26 December 2016

Brexit Referendum - Lessons to be learned

Citizens of the UK got a master class demonstrating how a potential referendum can be abused and become a political football. A 'promise' to hold a referendum about the country's future relationship with the EU was not worth the paper it is written on.
At present any referendum that is generously conceded by the governing class it is not really done in the full spirit of giving power to the people. That would only be the case if a referendum would be a permanent part of the political process or could be demanded to be held whenever a qualified number of citizens demand one.
Some may criticise that it is unfair that a small majority makes such a far-reaching decision which could bind the other half of the citizens to a policy their do not agree with.
This is a valid point and any referendum that has far-reaching implications, in particular about a constitutional matter, should require a more substantial quorum to make it binding.
This point conceded one would have to contend with the objection that all the decisions that led the UK to become deeper and deeper integrated into the EU should in turn also have been subjected to a referendum with an equally high quorum hurdle.
As matters stand, the citizens had hardly any say. Even the original referendum about joining the then EEC was based on promises that were never kept.

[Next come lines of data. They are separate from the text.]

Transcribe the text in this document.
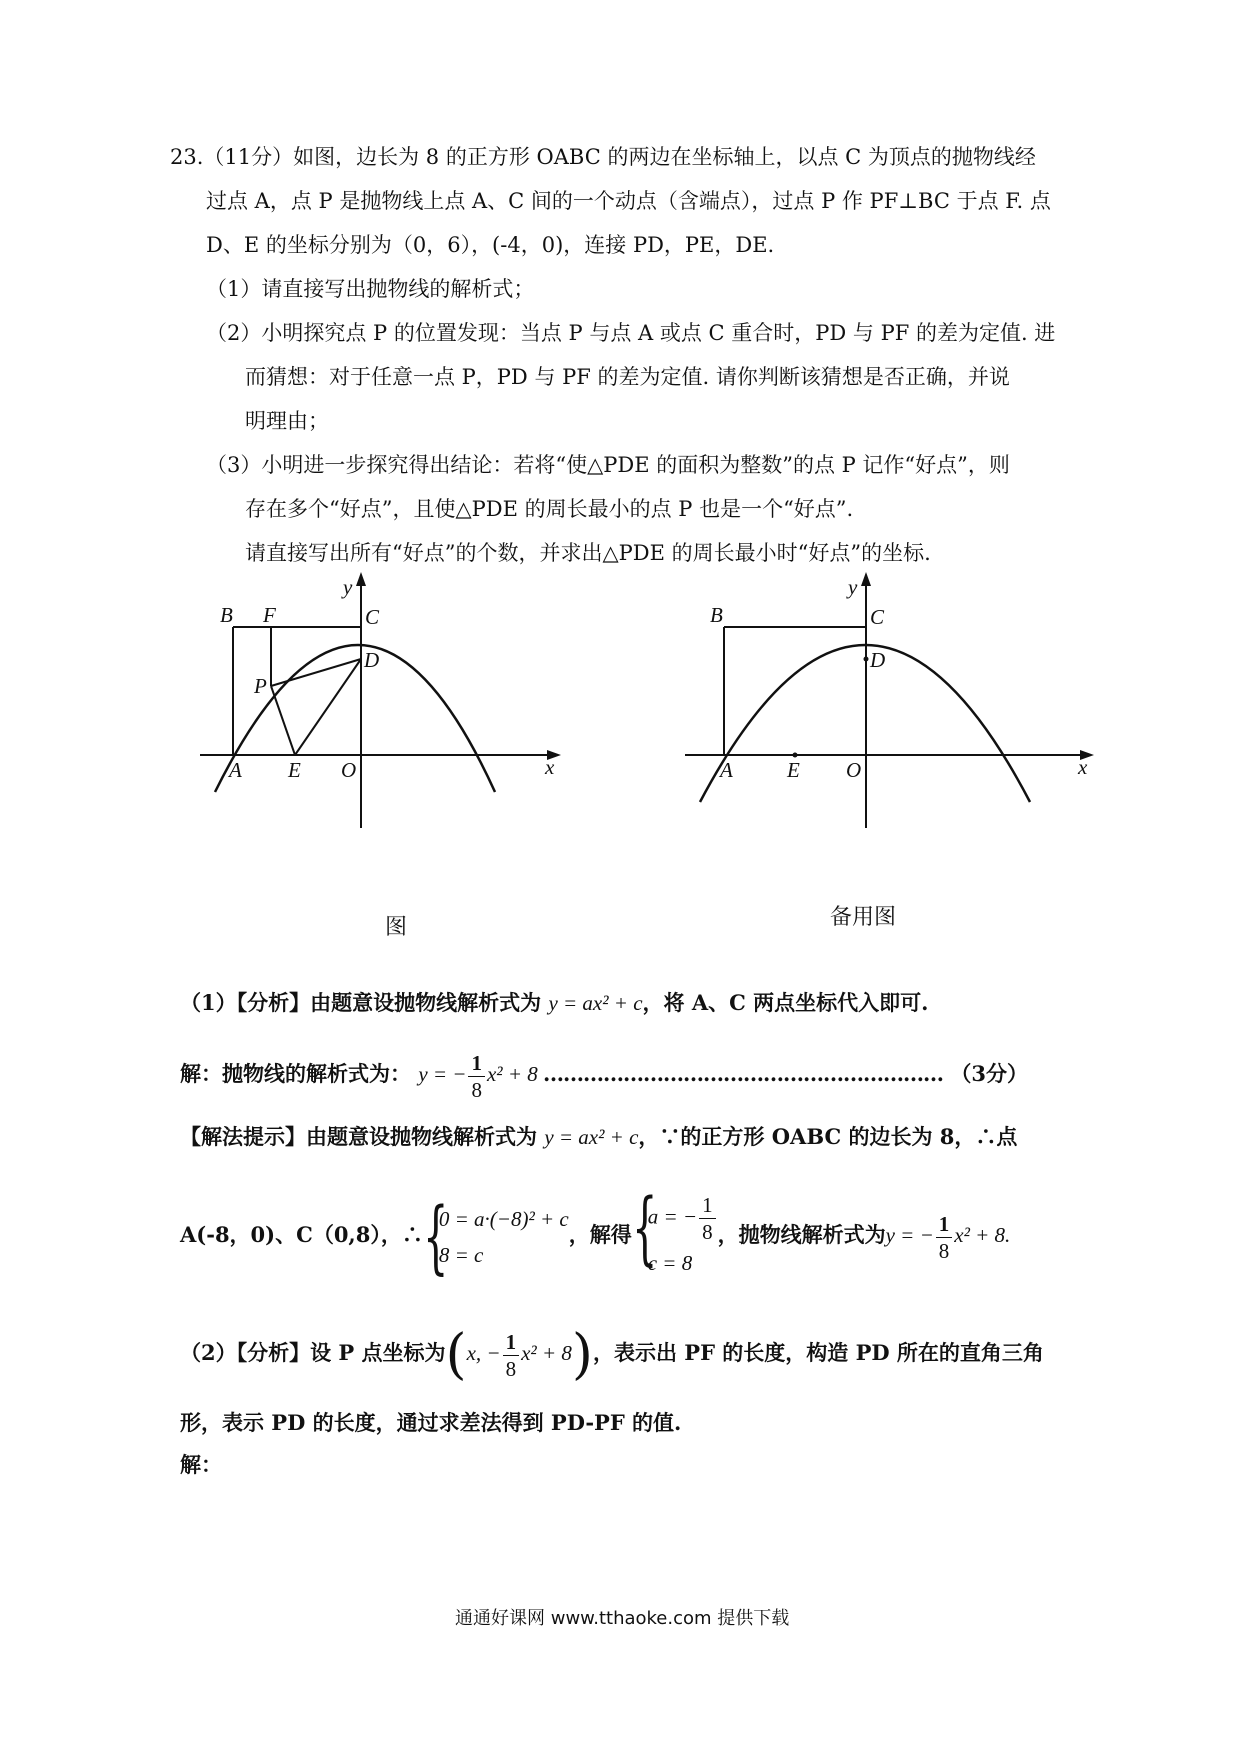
23.（11分）如图，边长为 8 的正方形 OABC 的两边在坐标轴上，以点 C 为顶点的抛物线经
过点 A，点 P 是抛物线上点 A、C 间的一个动点（含端点），过点 P 作 PF⊥BC 于点 F. 点
D、E 的坐标分别为（0，6），(-4，0)，连接 PD，PE，DE.
（1）请直接写出抛物线的解析式；
（2）小明探究点 P 的位置发现：当点 P 与点 A 或点 C 重合时，PD 与 PF 的差为定值. 进
而猜想：对于任意一点 P，PD 与 PF 的差为定值. 请你判断该猜想是否正确，并说
明理由；
（3）小明进一步探究得出结论：若将“使△PDE 的面积为整数”的点 P 记作“好点”，则
存在多个“好点”，且使△PDE 的周长最小的点 P 也是一个“好点”.
请直接写出所有“好点”的个数，并求出△PDE 的周长最小时“好点”的坐标.
B F	C
D
P
A E O	x
y
图
B	C
D
A	E O	x
y
备用图
（1）【分析】由题意设抛物线解析式为 y = ax² + c，将 A、C 两点坐标代入即可.
解：抛物线的解析式为： y = − $\frac{1}{8} x^2 + 8$ …………………………………………………… （3分）
【解法提示】由题意设抛物线解析式为 y = ax² + c，∵的正方形 OABC 的边长为 8，∴点
A(-8，0)、C（0,8），∴ {
0 = a·(−8)² + c
8 = c
，解得 {
a = − $\frac{1}{8}$
c = 8
，抛物线解析式为y = − $\frac{1}{8} x^2 + 8$.
（2）【分析】设 P 点坐标为(x, − $\frac{1}{8} x^2 + 8$)，表示出 PF 的长度，构造 PD 所在的直角三角
形，表示 PD 的长度，通过求差法得到 PD-PF 的值.
解：
通通好课网 www.tthaoke.com 提供下载
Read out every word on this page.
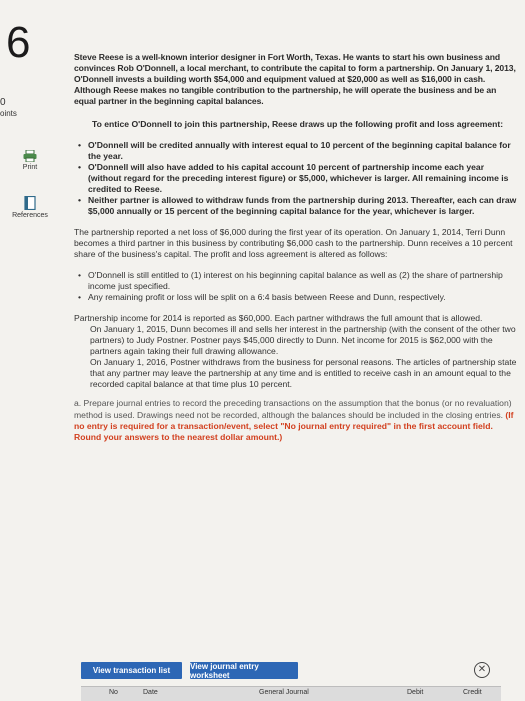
6
0
oints
Print
References

Steve Reese is a well-known interior designer in Fort Worth, Texas. He wants to start his own business and convinces Rob O'Donnell, a local merchant, to contribute the capital to form a partnership. On January 1, 2013, O'Donnell invests a building worth $54,000 and equipment valued at $20,000 as well as $16,000 in cash. Although Reese makes no tangible contribution to the partnership, he will operate the business and be an equal partner in the beginning capital balances.

To entice O'Donnell to join this partnership, Reese draws up the following profit and loss agreement:

• O'Donnell will be credited annually with interest equal to 10 percent of the beginning capital balance for the year.
• O'Donnell will also have added to his capital account 10 percent of partnership income each year (without regard for the preceding interest figure) or $5,000, whichever is larger. All remaining income is credited to Reese.
• Neither partner is allowed to withdraw funds from the partnership during 2013. Thereafter, each can draw $5,000 annually or 15 percent of the beginning capital balance for the year, whichever is larger.

The partnership reported a net loss of $6,000 during the first year of its operation. On January 1, 2014, Terri Dunn becomes a third partner in this business by contributing $6,000 cash to the partnership. Dunn receives a 10 percent share of the business's capital. The profit and loss agreement is altered as follows:

• O'Donnell is still entitled to (1) interest on his beginning capital balance as well as (2) the share of partnership income just specified.
• Any remaining profit or loss will be split on a 6:4 basis between Reese and Dunn, respectively.

Partnership income for 2014 is reported as $60,000. Each partner withdraws the full amount that is allowed.

On January 1, 2015, Dunn becomes ill and sells her interest in the partnership (with the consent of the other two partners) to Judy Postner. Postner pays $45,000 directly to Dunn. Net income for 2015 is $62,000 with the partners again taking their full drawing allowance.

On January 1, 2016, Postner withdraws from the business for personal reasons. The articles of partnership state that any partner may leave the partnership at any time and is entitled to receive cash in an amount equal to the recorded capital balance at that time plus 10 percent.

a. Prepare journal entries to record the preceding transactions on the assumption that the bonus (or no revaluation) method is used. Drawings need not be recorded, although the balances should be included in the closing entries. (If no entry is required for a transaction/event, select "No journal entry required" in the first account field. Round your answers to the nearest dollar amount.)

View transaction list	View journal entry worksheet	✕
No	Date	General Journal	Debit	Credit
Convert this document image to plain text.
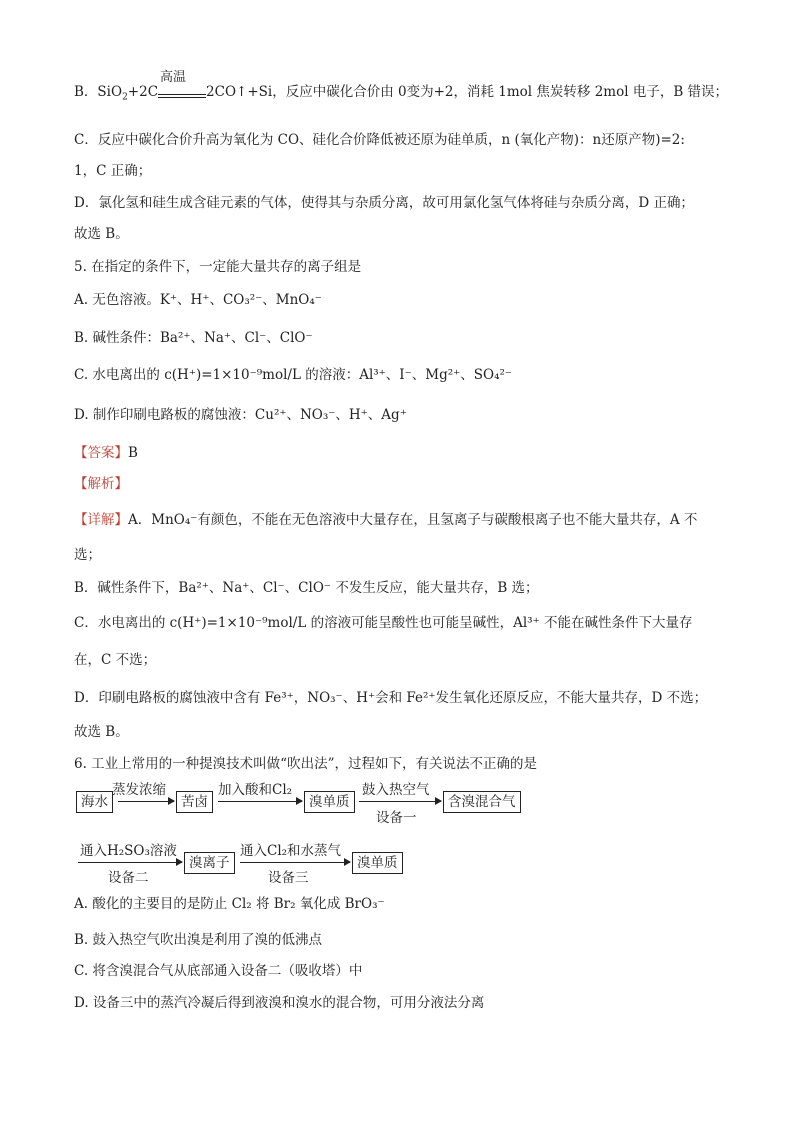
B．SiO$_2$+2C
高温
2CO↑+Si，反应中碳化合价由 0变为+2，消耗 1mol 焦炭转移 2mol 电子，B 错误；
C．反应中碳化合价升高为氧化为 CO、硅化合价降低被还原为硅单质，n (氧化产物)：n还原产物)=2:
1，C 正确；
D．氯化氢和硅生成含硅元素的气体，使得其与杂质分离，故可用氯化氢气体将硅与杂质分离，D 正确；
故选 B。
5. 在指定的条件下，一定能大量共存的离子组是
A. 无色溶液。K⁺、H⁺、CO₃²⁻、MnO₄⁻
B. 碱性条件：Ba²⁺、Na⁺、Cl⁻、ClO⁻
C. 水电离出的 c(H⁺)=1×10⁻⁹mol/L 的溶液：Al³⁺、I⁻、Mg²⁺、SO₄²⁻
D. 制作印刷电路板的腐蚀液：Cu²⁺、NO₃⁻、H⁺、Ag⁺
【答案】B
【解析】
【详解】A．MnO₄⁻有颜色，不能在无色溶液中大量存在，且氢离子与碳酸根离子也不能大量共存，A 不
选；
B．碱性条件下，Ba²⁺、Na⁺、Cl⁻、ClO⁻ 不发生反应，能大量共存，B 选；
C．水电离出的 c(H⁺)=1×10⁻⁹mol/L 的溶液可能呈酸性也可能呈碱性，Al³⁺ 不能在碱性条件下大量存
在，C 不选；
D．印刷电路板的腐蚀液中含有 Fe³⁺，NO₃⁻、H⁺会和 Fe²⁺发生氧化还原反应，不能大量共存，D 不选；
故选 B。
6. 工业上常用的一种提溴技术叫做“吹出法”，过程如下，有关说法不正确的是
海水
蒸发浓缩
苦卤
加入酸和Cl₂
溴单质
鼓入热空气
设备一
含溴混合气
通入H₂SO₃溶液
设备二
溴离子
通入Cl₂和水蒸气
设备三
溴单质
A. 酸化的主要目的是防止 Cl₂ 将 Br₂ 氧化成 BrO₃⁻
B. 鼓入热空气吹出溴是利用了溴的低沸点
C. 将含溴混合气从底部通入设备二（吸收塔）中
D. 设备三中的蒸汽冷凝后得到液溴和溴水的混合物，可用分液法分离
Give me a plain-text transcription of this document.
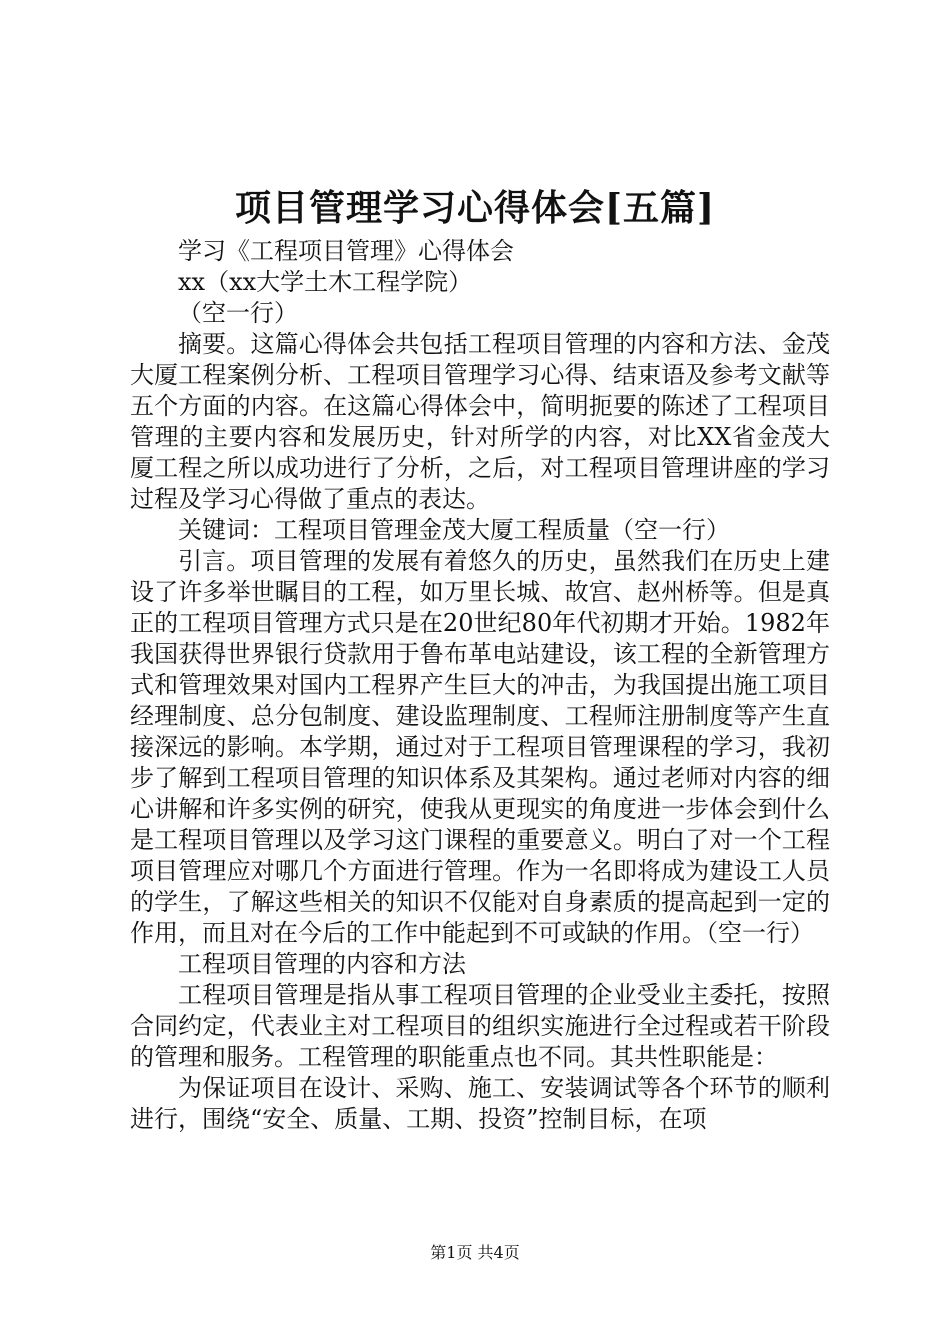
项目管理学习心得体会[五篇]

学习《工程项目管理》心得体会

xx（xx大学土木工程学院）

（空一行）

摘要。这篇心得体会共包括工程项目管理的内容和方法、金茂大厦工程案例分析、工程项目管理学习心得、结束语及参考文献等五个方面的内容。在这篇心得体会中，简明扼要的陈述了工程项目管理的主要内容和发展历史，针对所学的内容，对比XX省金茂大厦工程之所以成功进行了分析，之后，对工程项目管理讲座的学习过程及学习心得做了重点的表达。

关键词：工程项目管理金茂大厦工程质量（空一行）

引言。项目管理的发展有着悠久的历史，虽然我们在历史上建设了许多举世瞩目的工程，如万里长城、故宫、赵州桥等。但是真正的工程项目管理方式只是在20世纪80年代初期才开始。1982年我国获得世界银行贷款用于鲁布革电站建设，该工程的全新管理方式和管理效果对国内工程界产生巨大的冲击，为我国提出施工项目经理制度、总分包制度、建设监理制度、工程师注册制度等产生直接深远的影响。本学期，通过对于工程项目管理课程的学习，我初步了解到工程项目管理的知识体系及其架构。通过老师对内容的细心讲解和许多实例的研究，使我从更现实的角度进一步体会到什么是工程项目管理以及学习这门课程的重要意义。明白了对一个工程项目管理应对哪几个方面进行管理。作为一名即将成为建设工人员的学生，了解这些相关的知识不仅能对自身素质的提高起到一定的作用，而且对在今后的工作中能起到不可或缺的作用。（空一行）

工程项目管理的内容和方法

工程项目管理是指从事工程项目管理的企业受业主委托，按照合同约定，代表业主对工程项目的组织实施进行全过程或若干阶段的管理和服务。工程管理的职能重点也不同。其共性职能是：

为保证项目在设计、采购、施工、安装调试等各个环节的顺利进行，围绕“安全、质量、工期、投资”控制目标，在项

第1页 共4页
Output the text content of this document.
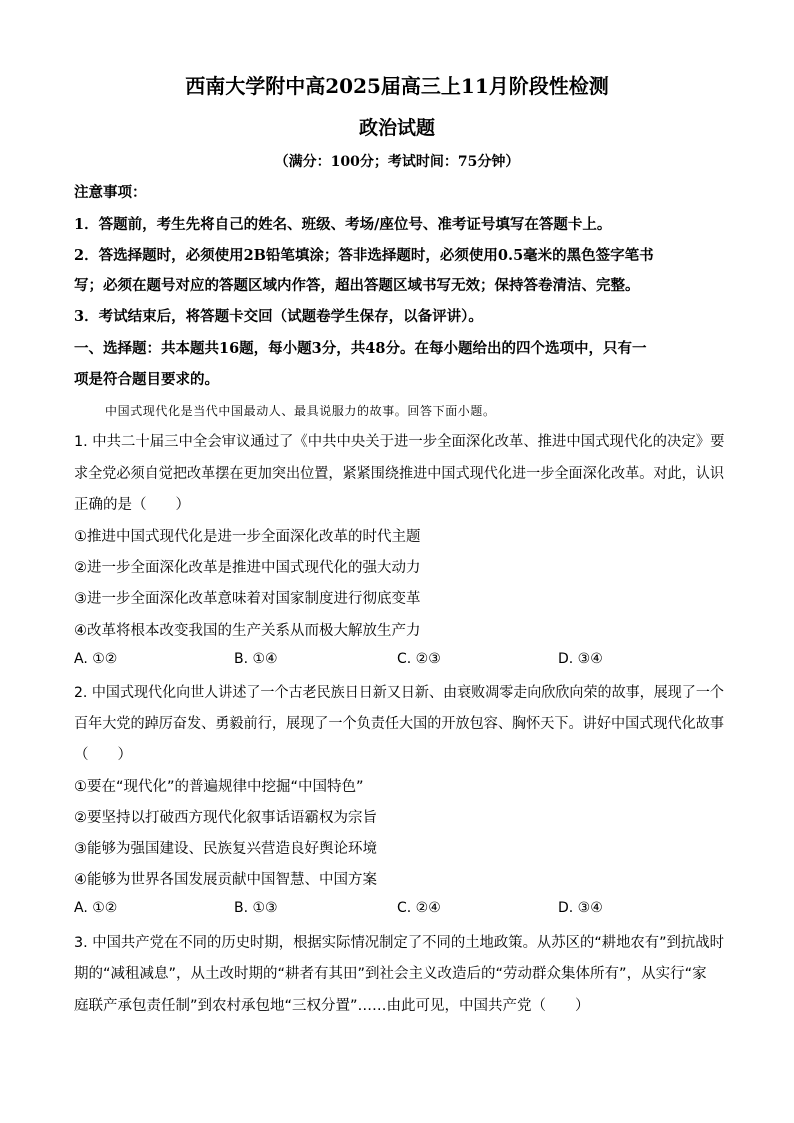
西南大学附中高2025届高三上11月阶段性检测
政治试题
（满分：100分；考试时间：75分钟）
注意事项：
1．答题前，考生先将自己的姓名、班级、考场/座位号、准考证号填写在答题卡上。
2．答选择题时，必须使用2B铅笔填涂；答非选择题时，必须使用0.5毫米的黑色签字笔书
写；必须在题号对应的答题区域内作答，超出答题区域书写无效；保持答卷清洁、完整。
3．考试结束后，将答题卡交回（试题卷学生保存，以备评讲）。
一、选择题：共本题共16题，每小题3分，共48分。在每小题给出的四个选项中，只有一
项是符合题目要求的。
中国式现代化是当代中国最动人、最具说服力的故事。回答下面小题。
1. 中共二十届三中全会审议通过了《中共中央关于进一步全面深化改革、推进中国式现代化的决定》要
求全党必须自觉把改革摆在更加突出位置，紧紧围绕推进中国式现代化进一步全面深化改革。对此，认识
正确的是（　　）
①推进中国式现代化是进一步全面深化改革的时代主题
②进一步全面深化改革是推进中国式现代化的强大动力
③进一步全面深化改革意味着对国家制度进行彻底变革
④改革将根本改变我国的生产关系从而极大解放生产力
A. ①②	B. ①④	C. ②③	D. ③④
2. 中国式现代化向世人讲述了一个古老民族日日新又日新、由衰败凋零走向欣欣向荣的故事，展现了一个
百年大党的踔厉奋发、勇毅前行，展现了一个负责任大国的开放包容、胸怀天下。讲好中国式现代化故事
（　　）
①要在“现代化”的普遍规律中挖掘“中国特色”
②要坚持以打破西方现代化叙事话语霸权为宗旨
③能够为强国建设、民族复兴营造良好舆论环境
④能够为世界各国发展贡献中国智慧、中国方案
A. ①②	B. ①③	C. ②④	D. ③④
3. 中国共产党在不同的历史时期，根据实际情况制定了不同的土地政策。从苏区的“耕地农有”到抗战时
期的“减租减息”，从土改时期的“耕者有其田”到社会主义改造后的“劳动群众集体所有”，从实行“家
庭联产承包责任制”到农村承包地“三权分置”……由此可见，中国共产党（　　）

In any case a referendum is merely being used under duress or used as just another trick to push through policies that the 'Elites' want to pursue can be abused. This is the usual argument against Direct Democracy and while it has the ring of truth to it is is based on a wrong form of referendum.If politicians honestly want to return power to the citizens (or as they always claim: 'Listen to the People') they would not cling to their power and support Direct Democracy and introduce it as binding requirement when any significant political decision is made.